Wow, one of us is clearly psychic... I was doing that just as you posted it, then I uploaded the new attachment... then I saw your post.

Good stuff


----------



## NuggetHuntingFool (Jul 25, 2008)

Nice! Downloading now!

Thanks!

EDIT:
Says attachment is gone???


----------



## enragedcow (Jul 25, 2008)

NuggetHuntingFool said:


> Nice! Downloading now!
> 
> Thanks!
> 
> ...



Still? It should be back, I just tried it, works for me... hmm...


----------



## NuggetHuntingFool (Jul 25, 2008)

Got it.

Nice & thanks.


----------



## lazersteve (Jul 25, 2008)

The flow chart is a good start but needs some fine tuning.

Here's some of the quick things I saw:

* I noticed it doesn't include the inner bucket strainer idea. This is critical to good agitation and ease in separating the foils from the solution.

* No mention is made of testing for gold in the solution.

* The number of filter papers used is not mentioned.

* Testing of the used solution for the presence of CuCl (copper I chloride) is not mentioned.

* The foils get washed with HCl before they go to the HCl-Cl. This removes the gray/off-white copper I chloride that is commonly found in the foils after pouring the liquid off.

* The cleanup water and HCl washing routine should be modified. The water rinses are three in a row, then a hot HCl acid boil for twenty minutes or so, then three more water washes. If silver was in the source material a hot ammonium hydroxide wash is also recommended, Harold says it should always be done. The ammonia rinses all go in a separate stock pot than the acid washes.

There may be more, I'll just need to think it all through, but these jumped out at me.

I've actually been looking to flow chart all the types of scrap and there respective recovery/refinnig methods. I just haven't had the time to do so.
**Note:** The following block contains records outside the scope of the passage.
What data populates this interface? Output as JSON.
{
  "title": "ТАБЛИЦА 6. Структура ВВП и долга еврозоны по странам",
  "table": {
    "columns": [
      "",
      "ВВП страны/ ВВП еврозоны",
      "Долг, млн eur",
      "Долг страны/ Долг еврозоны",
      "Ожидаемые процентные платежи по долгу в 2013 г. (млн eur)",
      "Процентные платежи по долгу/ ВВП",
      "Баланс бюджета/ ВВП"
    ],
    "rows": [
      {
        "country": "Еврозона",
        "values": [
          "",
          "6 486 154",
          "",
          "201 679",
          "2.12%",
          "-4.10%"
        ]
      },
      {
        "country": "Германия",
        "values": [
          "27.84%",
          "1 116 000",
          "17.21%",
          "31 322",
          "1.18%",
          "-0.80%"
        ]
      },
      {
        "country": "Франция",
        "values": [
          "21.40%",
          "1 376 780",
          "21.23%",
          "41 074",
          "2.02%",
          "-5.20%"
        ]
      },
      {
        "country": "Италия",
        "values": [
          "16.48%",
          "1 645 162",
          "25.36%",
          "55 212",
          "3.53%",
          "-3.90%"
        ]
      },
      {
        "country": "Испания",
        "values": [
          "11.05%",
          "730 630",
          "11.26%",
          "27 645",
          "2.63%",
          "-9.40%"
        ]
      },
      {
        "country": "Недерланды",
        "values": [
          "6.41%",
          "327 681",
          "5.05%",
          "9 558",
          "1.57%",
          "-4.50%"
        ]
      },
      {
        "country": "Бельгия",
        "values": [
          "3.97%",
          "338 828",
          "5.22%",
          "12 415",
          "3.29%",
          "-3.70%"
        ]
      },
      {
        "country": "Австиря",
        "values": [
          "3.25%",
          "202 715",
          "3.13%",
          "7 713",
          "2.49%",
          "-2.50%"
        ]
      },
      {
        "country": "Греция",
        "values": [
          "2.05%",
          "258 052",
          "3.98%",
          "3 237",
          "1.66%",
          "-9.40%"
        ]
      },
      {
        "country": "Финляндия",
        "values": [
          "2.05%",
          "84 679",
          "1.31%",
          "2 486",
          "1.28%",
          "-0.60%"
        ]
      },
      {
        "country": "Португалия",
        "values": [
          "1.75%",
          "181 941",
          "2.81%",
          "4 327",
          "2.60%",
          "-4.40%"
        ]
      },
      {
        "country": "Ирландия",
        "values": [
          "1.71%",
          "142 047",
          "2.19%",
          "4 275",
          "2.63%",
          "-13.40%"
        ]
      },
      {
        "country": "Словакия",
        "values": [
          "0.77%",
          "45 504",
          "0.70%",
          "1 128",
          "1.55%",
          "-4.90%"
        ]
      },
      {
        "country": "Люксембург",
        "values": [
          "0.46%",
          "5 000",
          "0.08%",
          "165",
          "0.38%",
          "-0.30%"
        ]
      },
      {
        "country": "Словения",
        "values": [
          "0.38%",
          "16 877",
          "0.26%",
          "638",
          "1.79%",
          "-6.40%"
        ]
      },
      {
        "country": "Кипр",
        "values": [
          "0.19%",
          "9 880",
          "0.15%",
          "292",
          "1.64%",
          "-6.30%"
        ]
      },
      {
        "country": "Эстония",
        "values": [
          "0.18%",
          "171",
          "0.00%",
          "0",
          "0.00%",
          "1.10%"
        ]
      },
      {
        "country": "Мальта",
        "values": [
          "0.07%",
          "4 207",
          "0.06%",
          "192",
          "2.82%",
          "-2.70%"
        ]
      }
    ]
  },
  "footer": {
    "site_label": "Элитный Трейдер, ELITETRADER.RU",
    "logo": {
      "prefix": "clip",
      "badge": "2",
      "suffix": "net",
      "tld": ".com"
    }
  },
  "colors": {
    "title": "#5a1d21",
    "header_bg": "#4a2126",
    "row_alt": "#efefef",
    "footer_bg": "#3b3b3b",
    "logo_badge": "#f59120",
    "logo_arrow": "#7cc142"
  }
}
You've done an excellent job on the rough draft and it will be a great asset to the forum members once it's finalized. These things tend to take several revisions so don't get discouraged.

Steve


----------



## enragedcow (Jul 25, 2008)

Okay great, I'll work on updating it this weekend. Thanks for the input!


----------



## enragedcow (Jul 26, 2008)

Updated, I think I hit everything.


----------



## cmclean (Jul 27, 2008)

Thank you for taking the time to elaborate the chart.
Nice work


----------



## Anonymous (Aug 12, 2008)

thanks for that, I've watched the videos that steve has done several times, i've been writing notes (chicken scratch) but this makes more sense, now that i've seen the video and have it in writing, i'm going to process a batch, (my first one) this weekend hopefully...if all goes well...

I must say, that this website is a very valuable asset, much thanks to all of the members, and to steave for the work he has done as well...


----------



## enragedcow (Aug 12, 2008)

No problem guys, just trying to give something back, so to speak.

Let me know if you still notice any problems with it!


----------



## LeftyTheBandit (Sep 2, 2008)

enragedcow said:


> I threw together a quick and dirty flowchart for use of the AP process.



I'm extremely impressed. It is great to see it flow charted! Well Done .


----------